Jon todavía no sabe leer, y aunque supiera, no lo haría a la velocidad requerida para seguir los textos de la historia, que se narra antes de comenzar cada mapa, en formato de comic en voz inglesa y subtítulos en castellano. Así que, con mucho énfasis para darle emoción a la situación, voy narrando la historia con el apoyo visual de las viñetas en el televisor.
En cada mapa hemos de llegar hasta donde se encuentra el malo malvado, y para ello Jon ha aprendido muy bien lo que significa la palabra rodeo.
Hasta ahora solo conocía: atajo, así que en los primeros intentos exclamaba: ¡¡voy a llegar muy rápido, ya verás papa como sí!! Pero rápidamente se dio cuenta de que el camino que parecía más rápido y directo, estaba siempre cortado justo al final del mismo, obligándole a realizar tortuosos rodeos para llegar al destino. Toda una lección de vida, si tienes 30 años o más ?
Y Jon cambió el chip. De la competición de velocidad de una carrera, al pensamiento lógico para hallar el camino que solucionaba el laberinto.
Una de las cosas que trabajo con Jon es la concentración, ya que desde siempre ha estado muy por debajo de lo normal en lo que al tiempo que es capaz de concentrarse en algo se refiere, sobre todo cuando no es algo interactivo.
Si íbamos a un teatro o a un espectáculo, el primer niño en revolverse en su asiento y querer salir de allí era él. ConLabyrinth City: Pierre the Maze detective, Jon ha estado en cada partida más de una hora y en alguna ocasión casi hora y medio concentrado y dándole al coco, hasta que por cansancio mental lo dejaba (ya sabéis padres: el modo Gremlin).
Cada mapa del juego está lleno de detalles, lo que promueve la agudeza visual. Encontrar el rodeo adecuado es todo un desafío cognitivo -para el niño y para el padre-, al que se suman pequeños minijuegos como puede ser un clásico juego de trileros, búsqueda de patrones por colores y números, o un rompecabezas de palancas y poleas entre otros.
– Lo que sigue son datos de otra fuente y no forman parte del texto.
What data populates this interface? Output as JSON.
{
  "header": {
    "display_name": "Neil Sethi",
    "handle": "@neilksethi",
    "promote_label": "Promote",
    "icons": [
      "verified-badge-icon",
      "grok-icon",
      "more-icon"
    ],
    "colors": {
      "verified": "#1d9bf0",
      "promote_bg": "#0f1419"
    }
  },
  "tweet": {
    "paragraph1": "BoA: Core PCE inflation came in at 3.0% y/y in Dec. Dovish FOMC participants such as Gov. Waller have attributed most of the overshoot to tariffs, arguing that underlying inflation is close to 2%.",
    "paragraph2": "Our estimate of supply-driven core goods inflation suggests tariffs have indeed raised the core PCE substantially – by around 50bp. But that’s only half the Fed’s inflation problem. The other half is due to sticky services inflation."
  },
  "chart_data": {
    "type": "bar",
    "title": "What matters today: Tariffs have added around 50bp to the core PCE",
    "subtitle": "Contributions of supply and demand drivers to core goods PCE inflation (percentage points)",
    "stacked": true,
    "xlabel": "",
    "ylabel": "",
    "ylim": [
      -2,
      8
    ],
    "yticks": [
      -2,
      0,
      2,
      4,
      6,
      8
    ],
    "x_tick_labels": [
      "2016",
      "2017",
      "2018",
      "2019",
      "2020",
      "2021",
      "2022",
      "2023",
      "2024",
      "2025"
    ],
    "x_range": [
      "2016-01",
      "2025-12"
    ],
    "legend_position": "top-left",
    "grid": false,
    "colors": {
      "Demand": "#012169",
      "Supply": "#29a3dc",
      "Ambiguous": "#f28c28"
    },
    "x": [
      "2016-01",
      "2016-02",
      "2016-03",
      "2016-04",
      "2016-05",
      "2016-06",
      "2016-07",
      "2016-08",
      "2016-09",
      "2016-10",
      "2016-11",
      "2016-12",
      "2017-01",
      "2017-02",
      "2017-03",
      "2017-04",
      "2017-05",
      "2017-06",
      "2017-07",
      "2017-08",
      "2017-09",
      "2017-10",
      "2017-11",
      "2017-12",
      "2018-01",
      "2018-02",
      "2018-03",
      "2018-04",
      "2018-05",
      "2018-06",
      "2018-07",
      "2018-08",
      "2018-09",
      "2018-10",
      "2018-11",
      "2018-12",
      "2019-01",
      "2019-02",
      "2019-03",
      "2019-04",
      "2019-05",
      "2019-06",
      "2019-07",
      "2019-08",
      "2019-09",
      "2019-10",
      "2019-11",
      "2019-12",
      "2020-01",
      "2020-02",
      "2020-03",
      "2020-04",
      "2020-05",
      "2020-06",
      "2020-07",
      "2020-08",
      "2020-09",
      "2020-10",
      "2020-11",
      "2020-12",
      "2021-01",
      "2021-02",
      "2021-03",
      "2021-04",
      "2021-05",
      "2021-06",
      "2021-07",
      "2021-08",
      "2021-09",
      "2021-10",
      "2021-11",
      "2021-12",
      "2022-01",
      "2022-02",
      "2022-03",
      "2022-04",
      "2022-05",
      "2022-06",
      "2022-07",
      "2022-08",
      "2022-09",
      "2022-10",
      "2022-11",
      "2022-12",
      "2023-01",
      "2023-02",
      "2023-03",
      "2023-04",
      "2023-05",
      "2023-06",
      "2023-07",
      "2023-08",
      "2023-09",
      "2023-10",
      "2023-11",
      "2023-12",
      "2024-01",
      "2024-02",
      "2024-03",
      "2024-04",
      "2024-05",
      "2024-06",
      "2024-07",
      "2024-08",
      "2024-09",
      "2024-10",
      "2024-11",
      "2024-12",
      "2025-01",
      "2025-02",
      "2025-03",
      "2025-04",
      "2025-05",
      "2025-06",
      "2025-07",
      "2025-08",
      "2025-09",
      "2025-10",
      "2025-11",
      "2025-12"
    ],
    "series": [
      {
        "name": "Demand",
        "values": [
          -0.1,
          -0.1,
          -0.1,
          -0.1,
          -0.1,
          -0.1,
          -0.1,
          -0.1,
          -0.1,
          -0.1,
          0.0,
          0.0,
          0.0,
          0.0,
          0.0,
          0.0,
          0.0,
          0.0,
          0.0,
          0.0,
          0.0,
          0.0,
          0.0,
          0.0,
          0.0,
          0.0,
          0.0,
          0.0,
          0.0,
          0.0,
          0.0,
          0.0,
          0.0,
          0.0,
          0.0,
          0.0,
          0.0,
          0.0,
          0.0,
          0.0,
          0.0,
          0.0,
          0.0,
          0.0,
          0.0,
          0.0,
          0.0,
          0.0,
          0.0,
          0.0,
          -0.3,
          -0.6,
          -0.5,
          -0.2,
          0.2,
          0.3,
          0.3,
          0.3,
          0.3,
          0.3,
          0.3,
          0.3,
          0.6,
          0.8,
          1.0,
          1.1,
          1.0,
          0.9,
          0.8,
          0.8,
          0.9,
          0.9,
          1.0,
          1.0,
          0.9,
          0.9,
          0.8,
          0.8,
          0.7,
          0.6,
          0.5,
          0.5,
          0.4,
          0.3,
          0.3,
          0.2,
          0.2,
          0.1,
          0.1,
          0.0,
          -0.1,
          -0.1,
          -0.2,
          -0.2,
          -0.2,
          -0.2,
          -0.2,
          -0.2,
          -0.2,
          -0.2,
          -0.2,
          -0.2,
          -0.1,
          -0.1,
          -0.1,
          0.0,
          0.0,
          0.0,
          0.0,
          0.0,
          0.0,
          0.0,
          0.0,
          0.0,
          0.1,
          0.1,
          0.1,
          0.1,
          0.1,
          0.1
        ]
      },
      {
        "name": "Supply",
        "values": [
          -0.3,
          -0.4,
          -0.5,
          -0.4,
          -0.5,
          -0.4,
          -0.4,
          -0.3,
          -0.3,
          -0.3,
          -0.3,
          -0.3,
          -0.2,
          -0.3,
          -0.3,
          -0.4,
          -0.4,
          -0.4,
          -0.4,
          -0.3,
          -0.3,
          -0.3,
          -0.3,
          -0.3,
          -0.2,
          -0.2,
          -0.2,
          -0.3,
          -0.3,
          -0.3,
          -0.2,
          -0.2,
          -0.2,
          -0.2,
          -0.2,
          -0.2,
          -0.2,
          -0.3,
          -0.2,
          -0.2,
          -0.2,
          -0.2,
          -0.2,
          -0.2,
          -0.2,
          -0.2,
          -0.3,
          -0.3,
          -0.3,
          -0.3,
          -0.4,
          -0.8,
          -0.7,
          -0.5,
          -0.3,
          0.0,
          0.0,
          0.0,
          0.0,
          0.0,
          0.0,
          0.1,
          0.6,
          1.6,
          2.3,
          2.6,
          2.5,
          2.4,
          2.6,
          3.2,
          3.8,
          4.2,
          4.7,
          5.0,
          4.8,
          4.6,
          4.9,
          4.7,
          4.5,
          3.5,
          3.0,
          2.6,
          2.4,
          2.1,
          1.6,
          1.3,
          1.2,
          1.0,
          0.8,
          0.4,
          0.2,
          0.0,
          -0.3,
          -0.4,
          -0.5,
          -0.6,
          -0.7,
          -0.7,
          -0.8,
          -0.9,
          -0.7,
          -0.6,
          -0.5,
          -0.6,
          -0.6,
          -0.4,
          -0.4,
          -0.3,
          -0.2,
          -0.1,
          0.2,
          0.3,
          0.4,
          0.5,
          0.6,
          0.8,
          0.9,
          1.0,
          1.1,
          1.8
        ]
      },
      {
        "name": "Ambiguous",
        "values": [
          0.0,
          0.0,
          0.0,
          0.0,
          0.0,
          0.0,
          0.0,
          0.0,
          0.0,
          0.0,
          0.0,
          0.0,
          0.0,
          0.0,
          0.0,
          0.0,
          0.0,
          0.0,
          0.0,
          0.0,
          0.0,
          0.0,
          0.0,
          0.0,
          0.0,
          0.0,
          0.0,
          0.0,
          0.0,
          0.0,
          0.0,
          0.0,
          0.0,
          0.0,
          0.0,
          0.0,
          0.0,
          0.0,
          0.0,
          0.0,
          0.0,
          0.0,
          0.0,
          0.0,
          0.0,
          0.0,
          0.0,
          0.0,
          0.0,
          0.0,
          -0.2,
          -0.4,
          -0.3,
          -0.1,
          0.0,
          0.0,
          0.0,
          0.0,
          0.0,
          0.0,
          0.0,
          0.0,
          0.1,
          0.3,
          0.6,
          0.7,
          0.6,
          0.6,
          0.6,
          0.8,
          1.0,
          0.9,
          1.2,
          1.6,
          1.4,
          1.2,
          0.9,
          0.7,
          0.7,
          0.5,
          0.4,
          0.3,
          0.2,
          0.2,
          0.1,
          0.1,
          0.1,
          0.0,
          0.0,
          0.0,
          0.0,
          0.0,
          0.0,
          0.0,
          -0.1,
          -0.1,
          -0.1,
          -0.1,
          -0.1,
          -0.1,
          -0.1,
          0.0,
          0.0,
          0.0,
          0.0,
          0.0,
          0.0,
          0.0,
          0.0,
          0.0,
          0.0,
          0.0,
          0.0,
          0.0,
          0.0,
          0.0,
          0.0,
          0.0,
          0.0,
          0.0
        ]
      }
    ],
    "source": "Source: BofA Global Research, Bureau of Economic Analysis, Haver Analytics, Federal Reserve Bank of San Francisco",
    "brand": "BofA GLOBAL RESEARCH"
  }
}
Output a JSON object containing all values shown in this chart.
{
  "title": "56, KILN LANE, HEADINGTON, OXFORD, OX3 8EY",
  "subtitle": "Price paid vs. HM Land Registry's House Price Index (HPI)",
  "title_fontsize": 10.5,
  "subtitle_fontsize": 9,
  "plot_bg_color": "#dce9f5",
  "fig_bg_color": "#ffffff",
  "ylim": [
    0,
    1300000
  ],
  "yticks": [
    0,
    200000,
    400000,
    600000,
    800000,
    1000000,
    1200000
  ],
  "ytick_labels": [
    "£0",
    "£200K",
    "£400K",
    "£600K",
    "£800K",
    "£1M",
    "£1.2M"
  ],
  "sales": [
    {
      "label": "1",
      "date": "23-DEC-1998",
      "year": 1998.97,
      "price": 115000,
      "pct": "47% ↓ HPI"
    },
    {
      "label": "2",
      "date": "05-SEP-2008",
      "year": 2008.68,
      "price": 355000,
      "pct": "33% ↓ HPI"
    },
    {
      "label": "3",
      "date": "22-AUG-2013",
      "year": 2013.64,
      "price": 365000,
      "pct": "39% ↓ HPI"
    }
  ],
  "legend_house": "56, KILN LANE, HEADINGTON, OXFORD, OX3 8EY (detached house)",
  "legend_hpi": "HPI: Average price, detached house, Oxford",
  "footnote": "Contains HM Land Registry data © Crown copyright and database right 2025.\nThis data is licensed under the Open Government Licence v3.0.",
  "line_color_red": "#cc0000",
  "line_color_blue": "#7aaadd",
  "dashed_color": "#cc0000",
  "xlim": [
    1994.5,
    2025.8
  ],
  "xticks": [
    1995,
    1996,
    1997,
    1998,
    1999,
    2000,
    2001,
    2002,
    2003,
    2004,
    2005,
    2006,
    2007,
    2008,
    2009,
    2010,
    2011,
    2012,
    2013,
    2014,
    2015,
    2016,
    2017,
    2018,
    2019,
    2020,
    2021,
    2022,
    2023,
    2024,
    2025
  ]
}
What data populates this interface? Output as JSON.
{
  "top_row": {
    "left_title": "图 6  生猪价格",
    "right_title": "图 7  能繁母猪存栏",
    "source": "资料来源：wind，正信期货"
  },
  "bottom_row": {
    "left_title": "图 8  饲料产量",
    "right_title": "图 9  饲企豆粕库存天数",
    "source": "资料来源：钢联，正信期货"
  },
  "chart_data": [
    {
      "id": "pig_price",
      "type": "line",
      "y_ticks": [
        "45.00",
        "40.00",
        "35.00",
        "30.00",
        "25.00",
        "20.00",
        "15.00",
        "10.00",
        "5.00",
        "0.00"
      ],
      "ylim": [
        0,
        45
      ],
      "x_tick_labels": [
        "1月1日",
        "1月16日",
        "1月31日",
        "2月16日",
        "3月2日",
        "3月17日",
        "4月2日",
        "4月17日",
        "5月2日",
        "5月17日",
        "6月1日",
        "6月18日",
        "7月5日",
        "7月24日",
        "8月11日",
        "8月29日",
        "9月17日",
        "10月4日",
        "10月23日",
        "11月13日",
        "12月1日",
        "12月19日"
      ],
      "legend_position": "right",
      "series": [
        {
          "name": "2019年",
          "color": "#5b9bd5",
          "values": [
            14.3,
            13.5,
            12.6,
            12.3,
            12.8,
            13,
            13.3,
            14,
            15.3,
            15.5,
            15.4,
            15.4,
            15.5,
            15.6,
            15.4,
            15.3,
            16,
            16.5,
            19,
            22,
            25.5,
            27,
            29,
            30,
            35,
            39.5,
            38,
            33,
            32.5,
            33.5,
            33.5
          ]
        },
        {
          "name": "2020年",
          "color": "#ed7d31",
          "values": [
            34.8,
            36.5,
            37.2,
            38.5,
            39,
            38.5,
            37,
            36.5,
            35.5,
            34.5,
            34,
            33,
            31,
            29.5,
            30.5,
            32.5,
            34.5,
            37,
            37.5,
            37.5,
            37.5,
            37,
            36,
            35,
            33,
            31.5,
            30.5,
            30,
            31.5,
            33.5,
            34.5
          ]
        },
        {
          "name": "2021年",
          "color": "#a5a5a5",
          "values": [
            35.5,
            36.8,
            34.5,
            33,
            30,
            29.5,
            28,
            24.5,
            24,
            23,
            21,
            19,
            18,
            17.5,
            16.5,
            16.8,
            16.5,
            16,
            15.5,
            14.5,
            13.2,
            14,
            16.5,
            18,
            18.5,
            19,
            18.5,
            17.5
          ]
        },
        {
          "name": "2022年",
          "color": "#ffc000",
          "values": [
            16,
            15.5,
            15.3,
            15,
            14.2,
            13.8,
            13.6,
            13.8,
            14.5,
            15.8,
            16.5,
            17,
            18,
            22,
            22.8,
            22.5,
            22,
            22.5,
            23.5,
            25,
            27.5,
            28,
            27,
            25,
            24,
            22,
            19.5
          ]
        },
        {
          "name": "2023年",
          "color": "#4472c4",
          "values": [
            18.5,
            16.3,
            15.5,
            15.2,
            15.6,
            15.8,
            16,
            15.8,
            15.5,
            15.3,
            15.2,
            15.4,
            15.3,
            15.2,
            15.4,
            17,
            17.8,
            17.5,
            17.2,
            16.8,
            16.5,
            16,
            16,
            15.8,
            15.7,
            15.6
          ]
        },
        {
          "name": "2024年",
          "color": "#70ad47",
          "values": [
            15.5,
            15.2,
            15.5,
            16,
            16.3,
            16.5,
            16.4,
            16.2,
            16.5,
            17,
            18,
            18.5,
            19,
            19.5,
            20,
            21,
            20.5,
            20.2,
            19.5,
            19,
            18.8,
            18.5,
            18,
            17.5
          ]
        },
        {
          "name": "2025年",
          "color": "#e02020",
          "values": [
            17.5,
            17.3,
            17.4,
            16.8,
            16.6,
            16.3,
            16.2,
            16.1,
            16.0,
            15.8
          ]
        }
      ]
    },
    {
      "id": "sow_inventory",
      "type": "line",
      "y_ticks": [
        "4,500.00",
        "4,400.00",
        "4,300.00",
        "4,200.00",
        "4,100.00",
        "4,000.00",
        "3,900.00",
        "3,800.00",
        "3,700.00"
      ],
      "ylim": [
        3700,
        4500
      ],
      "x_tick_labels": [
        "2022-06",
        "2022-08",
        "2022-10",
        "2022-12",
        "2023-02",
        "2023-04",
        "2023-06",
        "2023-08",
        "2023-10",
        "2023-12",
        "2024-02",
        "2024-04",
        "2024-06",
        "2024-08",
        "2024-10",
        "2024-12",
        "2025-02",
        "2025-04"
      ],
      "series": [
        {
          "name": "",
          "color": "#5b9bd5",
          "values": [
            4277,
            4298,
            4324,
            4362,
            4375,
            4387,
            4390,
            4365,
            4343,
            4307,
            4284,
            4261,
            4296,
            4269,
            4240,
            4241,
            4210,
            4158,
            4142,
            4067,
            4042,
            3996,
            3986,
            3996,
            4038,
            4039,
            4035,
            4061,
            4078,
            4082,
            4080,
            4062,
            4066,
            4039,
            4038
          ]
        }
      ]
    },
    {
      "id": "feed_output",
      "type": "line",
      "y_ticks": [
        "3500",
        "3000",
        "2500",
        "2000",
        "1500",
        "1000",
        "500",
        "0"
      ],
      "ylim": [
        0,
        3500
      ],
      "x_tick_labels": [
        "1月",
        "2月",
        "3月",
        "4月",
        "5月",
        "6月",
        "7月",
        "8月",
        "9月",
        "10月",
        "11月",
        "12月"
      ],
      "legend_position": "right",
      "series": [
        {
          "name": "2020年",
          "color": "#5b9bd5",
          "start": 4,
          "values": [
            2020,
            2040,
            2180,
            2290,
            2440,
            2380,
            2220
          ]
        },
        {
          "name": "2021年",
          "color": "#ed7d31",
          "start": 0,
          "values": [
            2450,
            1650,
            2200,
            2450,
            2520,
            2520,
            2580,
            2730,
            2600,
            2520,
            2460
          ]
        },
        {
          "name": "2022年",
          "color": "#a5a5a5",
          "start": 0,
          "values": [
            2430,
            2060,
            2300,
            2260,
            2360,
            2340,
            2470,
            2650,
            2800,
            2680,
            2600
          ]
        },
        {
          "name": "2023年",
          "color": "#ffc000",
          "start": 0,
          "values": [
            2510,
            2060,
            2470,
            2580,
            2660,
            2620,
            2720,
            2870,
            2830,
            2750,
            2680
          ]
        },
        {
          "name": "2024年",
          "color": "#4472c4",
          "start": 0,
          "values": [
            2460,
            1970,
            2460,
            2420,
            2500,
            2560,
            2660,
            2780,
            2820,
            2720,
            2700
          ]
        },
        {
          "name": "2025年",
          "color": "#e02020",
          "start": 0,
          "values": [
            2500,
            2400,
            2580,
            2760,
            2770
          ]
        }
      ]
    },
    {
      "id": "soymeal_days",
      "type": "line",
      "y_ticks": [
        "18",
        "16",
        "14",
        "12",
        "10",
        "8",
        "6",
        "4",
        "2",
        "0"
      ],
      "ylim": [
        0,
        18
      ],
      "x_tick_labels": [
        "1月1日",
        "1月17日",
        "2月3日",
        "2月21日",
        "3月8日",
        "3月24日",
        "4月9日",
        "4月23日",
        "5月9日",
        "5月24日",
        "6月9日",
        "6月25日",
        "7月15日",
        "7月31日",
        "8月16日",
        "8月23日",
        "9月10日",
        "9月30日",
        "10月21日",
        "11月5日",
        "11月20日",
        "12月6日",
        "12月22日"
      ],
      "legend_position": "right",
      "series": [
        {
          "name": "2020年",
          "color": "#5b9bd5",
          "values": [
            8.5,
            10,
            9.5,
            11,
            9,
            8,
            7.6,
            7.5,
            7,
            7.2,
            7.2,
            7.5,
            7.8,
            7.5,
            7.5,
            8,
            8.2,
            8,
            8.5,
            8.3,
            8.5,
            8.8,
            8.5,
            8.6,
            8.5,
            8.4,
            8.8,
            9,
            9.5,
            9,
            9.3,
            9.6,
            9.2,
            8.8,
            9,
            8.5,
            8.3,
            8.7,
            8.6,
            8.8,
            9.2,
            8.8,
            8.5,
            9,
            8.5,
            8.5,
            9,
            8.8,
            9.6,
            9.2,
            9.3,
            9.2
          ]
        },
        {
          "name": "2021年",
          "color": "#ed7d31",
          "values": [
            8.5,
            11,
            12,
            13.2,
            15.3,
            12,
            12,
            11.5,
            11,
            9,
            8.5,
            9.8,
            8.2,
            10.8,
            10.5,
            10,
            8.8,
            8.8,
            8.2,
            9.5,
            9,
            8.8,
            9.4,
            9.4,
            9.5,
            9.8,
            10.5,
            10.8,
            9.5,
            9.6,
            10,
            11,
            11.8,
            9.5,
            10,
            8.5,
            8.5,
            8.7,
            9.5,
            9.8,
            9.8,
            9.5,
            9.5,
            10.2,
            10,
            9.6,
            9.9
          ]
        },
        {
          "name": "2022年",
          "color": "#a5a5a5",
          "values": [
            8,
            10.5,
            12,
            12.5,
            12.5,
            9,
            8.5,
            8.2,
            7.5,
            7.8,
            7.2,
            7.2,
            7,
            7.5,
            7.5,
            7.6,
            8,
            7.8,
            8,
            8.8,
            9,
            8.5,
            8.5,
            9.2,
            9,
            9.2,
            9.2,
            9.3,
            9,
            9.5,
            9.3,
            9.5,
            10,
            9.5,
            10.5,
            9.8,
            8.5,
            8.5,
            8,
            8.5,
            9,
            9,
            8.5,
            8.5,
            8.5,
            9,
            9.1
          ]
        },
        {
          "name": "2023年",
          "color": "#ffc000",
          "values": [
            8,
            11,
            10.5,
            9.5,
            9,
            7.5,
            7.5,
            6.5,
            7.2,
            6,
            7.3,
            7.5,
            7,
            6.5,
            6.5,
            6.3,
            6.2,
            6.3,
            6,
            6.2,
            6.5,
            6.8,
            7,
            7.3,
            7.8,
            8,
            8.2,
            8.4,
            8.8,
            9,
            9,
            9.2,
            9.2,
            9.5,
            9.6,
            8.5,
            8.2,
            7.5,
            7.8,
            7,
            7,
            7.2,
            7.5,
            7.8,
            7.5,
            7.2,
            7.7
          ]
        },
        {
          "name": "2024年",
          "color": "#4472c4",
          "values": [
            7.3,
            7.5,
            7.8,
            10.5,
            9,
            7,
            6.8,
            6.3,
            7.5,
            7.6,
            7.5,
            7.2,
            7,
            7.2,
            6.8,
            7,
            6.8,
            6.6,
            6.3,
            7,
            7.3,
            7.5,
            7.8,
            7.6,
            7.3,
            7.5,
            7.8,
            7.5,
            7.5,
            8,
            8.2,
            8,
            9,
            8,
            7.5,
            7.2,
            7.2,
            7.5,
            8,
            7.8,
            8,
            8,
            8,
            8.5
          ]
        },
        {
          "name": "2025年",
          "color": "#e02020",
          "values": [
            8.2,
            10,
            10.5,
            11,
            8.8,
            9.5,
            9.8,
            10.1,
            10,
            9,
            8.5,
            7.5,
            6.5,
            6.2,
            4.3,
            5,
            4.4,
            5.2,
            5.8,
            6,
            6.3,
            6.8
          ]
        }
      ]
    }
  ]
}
Y no es solo, ni mucho menos, resolver el laberinto. En poco tiempo se empieza a disfrutar más del viaje que de alcanzar el destino. Jon es muy competitivo, y hasta la fecha disfruta más del hecho de ganar que de la carrera en si, llegando al punto que si ve que no gana, le deja de interesar el juego.
Pero en el caso de Labyrinth City, en cada mapa existen multitud de objetos y personajes con los que interactuar. Algunos de estos personajes nos contarán historias y pedirán ayuda, la cual les prestaremos resolviendo diferentes pruebas de ingenio. Algunos de los objetos nos darán pistas, o nos desafiarán a encontrar todos los de una misma serie a lo largo del mapa.
Bueno, no me enrollo más. Una imagen vale más que mil palabras, y un video no sé cuanto valdrá más que una imagen, así que aquí tenéis una imagen, y un video.

PD: Al final aunque ya lo tuviera gratis, acabé comprando el juego ¡¡Qué menos por 10 euros !!